Some examples of the type of detail which may be important, in no particular order, to answer the question:
- Data rate - how fast does the data need to be transferred?
- latency - how long can the delay be between sending and receiving data?
- is the data bit or byte orientated, and is it arbitrary binary?
- is the transfer one way or are their some use-cases which require
bidirectional transfers?
- e.g. can either end initiate a transfer; can Arduino 2 request data,
or is it only controlled by Arduino 1?
- e.g. will the 'slave' always be ready to receive data, or is their a
possibility that it will be unavailable or could lose data, and so
may need a retransmit?
- how many Arduino pins are available to implement the transfer
mechanism?
- how much CPU overhead is acceptable to achieve the data rate on
sender and receiver, is 20% available, or 10µs/byte, can either or
both ends 'block' waiting for a transfer?
- over what distance is the transfer going to happen, inches (cm),
yards (m), miles (km)?
You're outline diagram suggests that there is only a small amount of data in each transfer, but even that is not clear.
The simplest solution is to connect the Arduinos' ATmega SPI peripherals together, Arduino 1 as master, and Arduino 2 as slave.
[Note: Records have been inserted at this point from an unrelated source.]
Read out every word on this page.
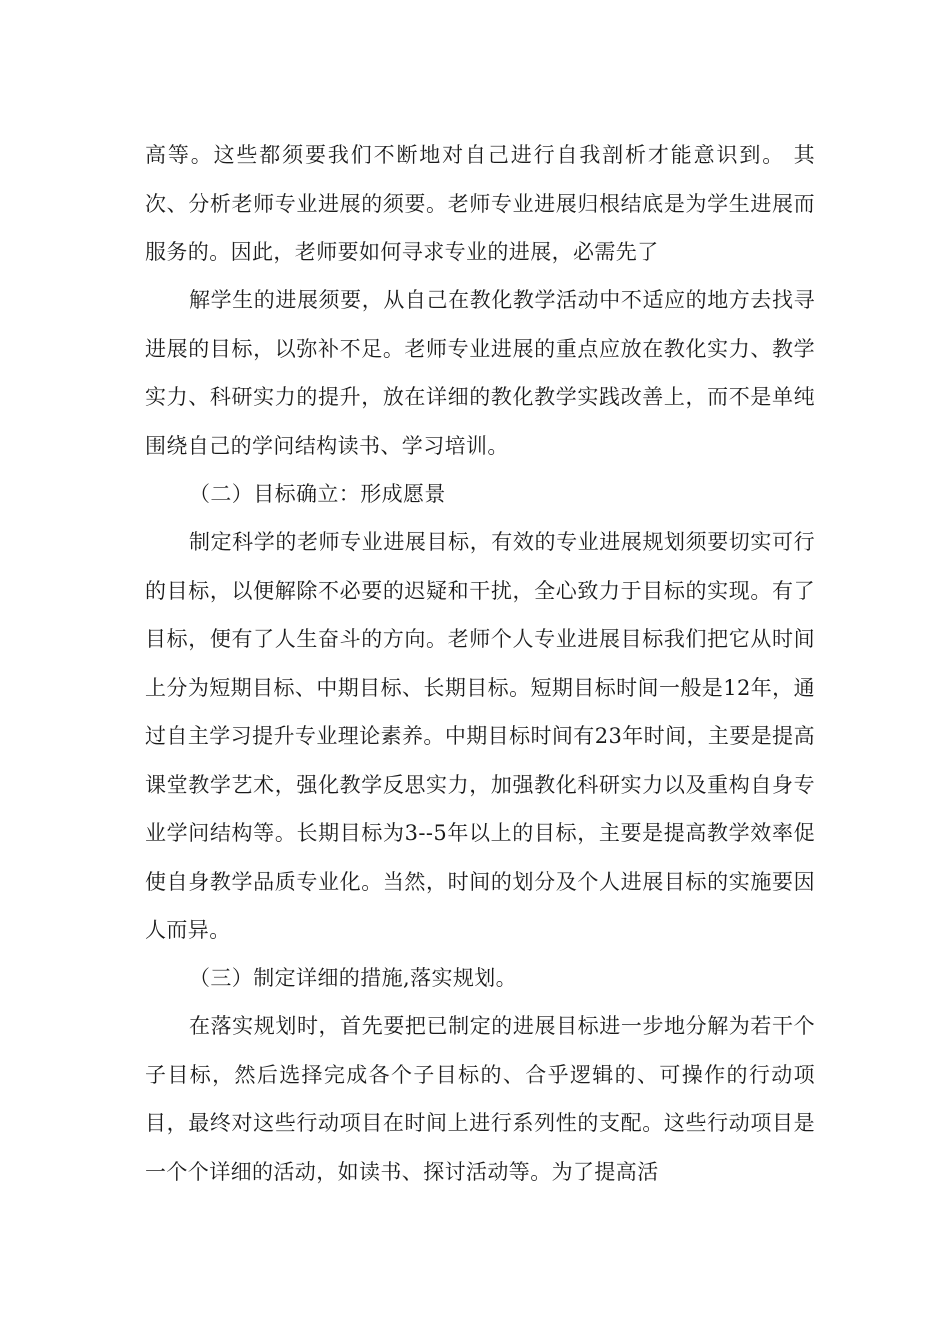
高等。这些都须要我们不断地对自己进行自我剖析才能意识到。 其次、分析老师专业进展的须要。老师专业进展归根结底是为学生进展而服务的。因此，老师要如何寻求专业的进展，必需先了

解学生的进展须要，从自己在教化教学活动中不适应的地方去找寻进展的目标，以弥补不足。老师专业进展的重点应放在教化实力、教学实力、科研实力的提升，放在详细的教化教学实践改善上，而不是单纯围绕自己的学问结构读书、学习培训。

（二）目标确立：形成愿景

制定科学的老师专业进展目标，有效的专业进展规划须要切实可行的目标，以便解除不必要的迟疑和干扰，全心致力于目标的实现。有了目标，便有了人生奋斗的方向。老师个人专业进展目标我们把它从时间上分为短期目标、中期目标、长期目标。短期目标时间一般是12年，通过自主学习提升专业理论素养。中期目标时间有23年时间，主要是提高课堂教学艺术，强化教学反思实力，加强教化科研实力以及重构自身专业学问结构等。长期目标为3--5年以上的目标，主要是提高教学效率促使自身教学品质专业化。当然，时间的划分及个人进展目标的实施要因人而异。

（三）制定详细的措施,落实规划。

在落实规划时，首先要把已制定的进展目标进一步地分解为若干个子目标，然后选择完成各个子目标的、合乎逻辑的、可操作的行动项目，最终对这些行动项目在时间上进行系列性的支配。这些行动项目是一个个详细的活动，如读书、探讨活动等。为了提高活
This requires at least two pins, clock and MOSI, between Arduino 1 and Arduino 2. It is the same number of pins as would be used by any synchronous shift-register based solution using external chips; the ATmegas on-board SPI peripheral is designed to implement the same mechanism.
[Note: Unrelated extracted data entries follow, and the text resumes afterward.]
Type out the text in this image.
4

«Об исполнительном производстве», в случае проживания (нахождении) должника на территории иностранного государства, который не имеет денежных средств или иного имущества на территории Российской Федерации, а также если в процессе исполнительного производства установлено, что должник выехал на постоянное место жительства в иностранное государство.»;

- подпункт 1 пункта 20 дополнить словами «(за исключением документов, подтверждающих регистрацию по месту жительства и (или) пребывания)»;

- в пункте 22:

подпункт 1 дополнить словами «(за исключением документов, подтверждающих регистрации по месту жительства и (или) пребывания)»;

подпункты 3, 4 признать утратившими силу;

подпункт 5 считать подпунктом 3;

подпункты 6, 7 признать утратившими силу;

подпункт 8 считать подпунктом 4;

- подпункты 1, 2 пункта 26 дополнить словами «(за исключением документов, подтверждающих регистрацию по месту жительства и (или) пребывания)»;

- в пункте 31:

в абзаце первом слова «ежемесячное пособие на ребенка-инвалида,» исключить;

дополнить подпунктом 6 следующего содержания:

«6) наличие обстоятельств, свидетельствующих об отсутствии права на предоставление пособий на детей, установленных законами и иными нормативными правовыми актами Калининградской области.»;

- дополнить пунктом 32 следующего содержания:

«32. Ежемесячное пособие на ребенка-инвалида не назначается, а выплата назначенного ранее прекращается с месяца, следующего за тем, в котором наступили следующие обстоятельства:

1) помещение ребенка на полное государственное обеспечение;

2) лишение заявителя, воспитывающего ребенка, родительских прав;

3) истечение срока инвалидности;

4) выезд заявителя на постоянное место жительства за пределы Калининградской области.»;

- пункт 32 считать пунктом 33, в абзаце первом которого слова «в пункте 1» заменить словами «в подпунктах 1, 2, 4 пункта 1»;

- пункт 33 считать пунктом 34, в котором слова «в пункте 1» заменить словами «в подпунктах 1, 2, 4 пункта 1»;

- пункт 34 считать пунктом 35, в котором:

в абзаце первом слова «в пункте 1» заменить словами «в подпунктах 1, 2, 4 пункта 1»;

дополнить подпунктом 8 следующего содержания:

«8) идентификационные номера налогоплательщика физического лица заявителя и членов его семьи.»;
If the transfer might sometimes be faster or earlier than the slave, Arduino 2, can use the data, then a buffer would be some RAM in the receiving (slave, Arduino 2) ATmega. Or an extra pin could be used to send data back from the slave, Arduino 2 , to the master, Arduino 1 to control the transmission rate. Flow-control would be handled in software, and not by the SPI peripheral.
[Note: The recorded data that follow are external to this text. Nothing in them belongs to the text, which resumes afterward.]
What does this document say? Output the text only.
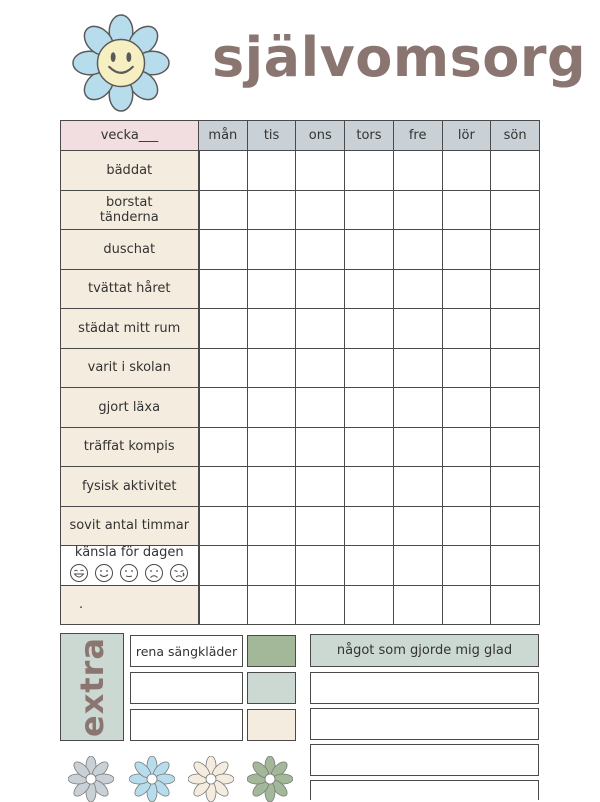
självomsorg
vecka___	mån	tis	ons	tors	fre	lör	sön
bäddat							
borstat tänderna							
duschat							
tvättat håret							
städat mitt rum							
varit i skolan							
gjort läxa							
träffat kompis							
fysisk aktivitet							
sovit antal timmar							

känsla för dagen							

.							
extra	rena sängkläder	något som gjorde mig glad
The ATmega's SPI peripheral transfers 8 bits at a time, which looks comparable to your solution outline.
The ATmega SPI peripheral is synchronous, and so has a clock signal, generated by the master. The clock can stopped while there is no data to transfer. The slave SPI will set a flag when a byte has been received. So there is a way to inform the slave that data is ready.
Further, the slave SPI peripheral can raise an interrupt when a byte has been received, so an interrupt service routine running on the slave can copy the byte into an in-RAM buffer. So the transfer does not need to be limited to one byte.
Also, the master SPI peripheral can raise an interrupt when the transfer of a byte is complete, so an interrupt service routine could send multiple bytes of data from an in-RAM buffer with a relatively small overhead.
The SPI peripheral is capable of simultaneously sending and receiving data, so any 'handshaking' that the software running on the master might need to ensure it isn't sending data too fast can also be implemented in your software.
Also, because the SPI peripheral data rate can be up to 4Mbit/second the data rate is higher than an asynchronous transfer, and is as quick as the ATmega could transfer data over any serial connection to an external device. Further, the latency (time lag) between sending data from the master to the slave can be quite low, at a few clock cycles over 2µs. At this rate, it might make sense to send smaller amounts of data if the data transfer needs are less than a byte at a time.
Finally, the SPI peripheral also supports an enable or select signal, so that more than one slave device can be driven by one master.
Of course, all of this could be implemented in software, without the use of the SPI peripheral, but using only digital read and write of GPIO pins. Some benefit would be a software approach could use any available pins, and the transfer wouldn't need to be byte orientated, or use a byte-size 'packet. Software will transfer more slowly, and have a larger CPU overhead than the hardware SPI peripheral, but it is more flexible.